The puzzle piece that doesn’t fit: autism

By Meghan Bobrowsky, Editor–

Google defines autism as “a mental condition, present from early childhood, characterized by difficulty in communicating and forming relationships with other people.” The behavioral disorder, also known as Autism Spectrum Disorder (ASD), is different for every affected person, and therefore difficult to define in great detail.

Because of the range of severity, people worldwide lack a clear understanding of the developmental disorder. As a result, April has become Autism Awareness Month, and in 2007, the United Nations proclaimed April 2 World Autism Awareness Day (WAAD).

WAAD was celebrated at Davis High on Friday with a puzzle piece coloring activity in the quad during lunchtime. Students gathered to create their own puzzle piece and tape it to a poster board with other pieces. The posters will be hung in the hallways early next week.

DHS inclusion leader Leti Vasquez works with a variety of students and helped run the event.

“I’m hoping to at least share with students as they come and make puzzle pieces that the puzzle symbolizes that autism is really puzzling. And when people say, ‘What is autism?’ you really can’t answer it because it’s so different for every student that has it,” Vasquez said.

Autism Speaks, an autism advocacy organization based in New York, has been encouraging people worldwide to “shine a light on autism” by dressing in all blue on the designated day since 2005.

According to the organization’s website, countries throughout Europe, Asia and South America have shown their support by lighting up famous landmarks, such as the Israeli Parliament Building in Jerusalem, the Panama Canal and the Great Buddha of Hyogo in Kobe, Japan.

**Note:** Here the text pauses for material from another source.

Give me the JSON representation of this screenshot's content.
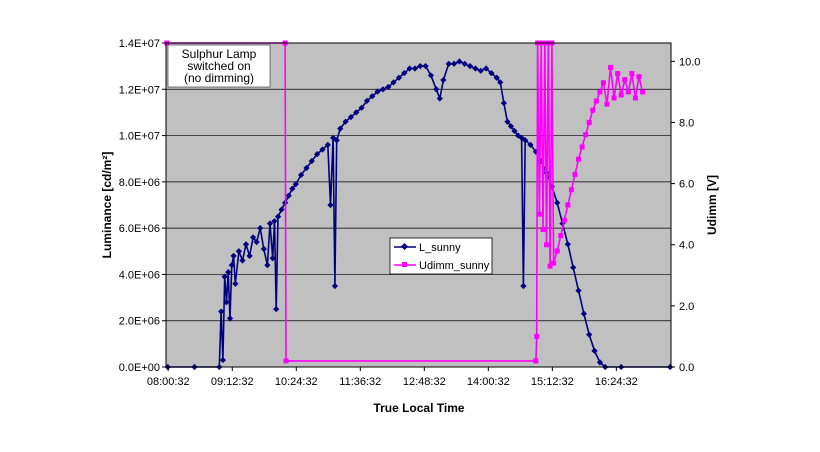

President Barack Obama recognized WAAD this year and shared his aspirations for the future.

“Today, and every day, let us reach for a future in which no person living on the autism spectrum is limited by anything but the size of their dreams‑‑one in which all people have the opportunity to live a life filled with a sense of identity, purpose and self-determination,” Obama said in a White House press release.

According to the Centers for Disease Control and Prevention (CDC), approximately one in every 68 American children has been identified with some form of ASD; an estimated two million individuals are affected by ASD in the United States alone.

Sophomore Steven Derby puts a face to those statistics.

The ASD-diagnosed 15-year-old described a day in his life: “Most days it’s like having a good time, and then it gets down a bit,” Derby said. “Then, I can get angry at some point, but thanks to the medications, I’ve been a little better.”

The National Institute of Mental Health (NIMH) describes someone with ASD as “having ongoing social problems that include difficulty communicating and interacting with others.”

Derby understands it’s not always easy to interact with kids with disabilities, but he wants to spread a message.

“For all you people out there, give people with mental disabilities a chance. Give them hope. Give them something for them to look after and reach out for,” Derby said.

Senior Sadie Brown followed Derby’s advice and found herself with many new friends.

“[Teenagers with autism] have lots of different things to say, and they think many different things that are interesting that you wouldn’t think of or expect,” Brown said.

And while ASD isn’t fatal, there is no “cure.” According to NIMH, there are no known causes of ASD. However, research hints that genes and environment are important factors.

NIMH also says children with older parents–mothers over 35 and fathers over 40–are more susceptible to ASD.

Irva Hertz-Picciotto, a professor at the UC Davis MIND Institute, is the director of the Program on Environmental Epidemiology of Autism and Neurodevelopment (PEEAN).

“[PEEAN] has provided clues about many potential factors, such as pesticides, workplace chemicals, air pollution and nutrition, and even maternal health like diabetes or obesity,” Hertz-Picciotto said. “When these exposures take place during pregnancy, it appears to increase risks for either ASD, Developmental Delay, or both.”